PLM 2005 ABSTRACTS VAULT
see http://elex.amu.edu.pl/ifa/plm for further details

Synergy in the construction of meaning

Enrique Bernárdez (Universidad Complutense de Madrid)

The “construction of meaning” is usually understood in a twofold way. On the one hand, lexical meaning, and grammatical meaning largely too, is seen as “given”, in such a way that the speakers simply have to recall that meaning from their lexical storage system. On the other hand, certain linguistic elements are seen as “constructed”, i.e., as the result of some special, individual cognitive operations; such is the case of metaphor and metonymy. This state of things reflects the traditional discussion on the nature of the process of building linguistic elements, especially in the grammar: whether grammatical constructions are built every time they are used, on the base of rules, or whether they are simply recalled from some kind of grammatical storage system.
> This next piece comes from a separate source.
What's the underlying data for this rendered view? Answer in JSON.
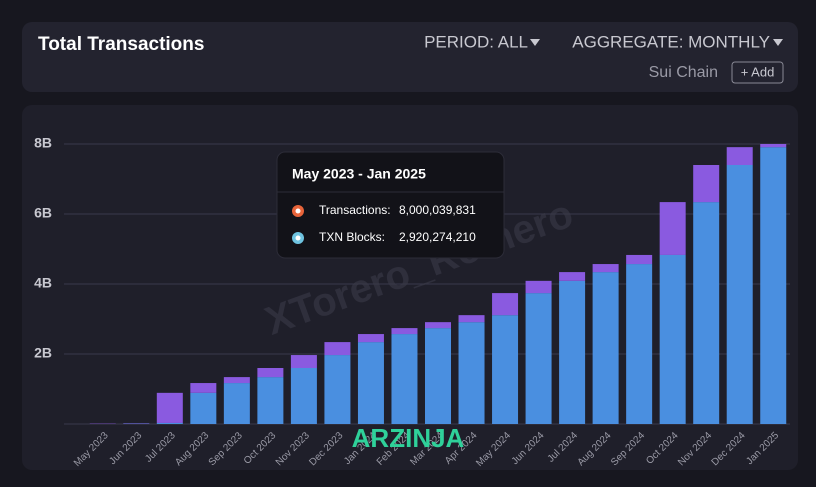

The present talk analyses this issue from the perspective of synergic cognition, as defined by the author (Bernárdez, to appear). Synergic cognition develops the notion of distributed cognition, whereby a number of individuals cooperate in order to carry out a complex activity –also linguistic- with a lower individual cognitive effort. Synergic cognition adds a historical component, in such a way that the results of cooperative activities at a certain point of time is internalised by individuals who are then able to recall the way of carrying out a particular activity on an individual basis. That is, a historically cooperative activity is carried out by the individual on a later moment.

Synergic cognition is close to Pierre Bourdieu’s well-known notion of the habitus, as well as to some insights of historical linguistics and some philosophical schools, and allows establishing relations between language and culture, synchrony and diachrony. A number of examples are briefly analysed: metonymy and metaphor, grammatical constructions and Wierzbicka’s “cultural key words”.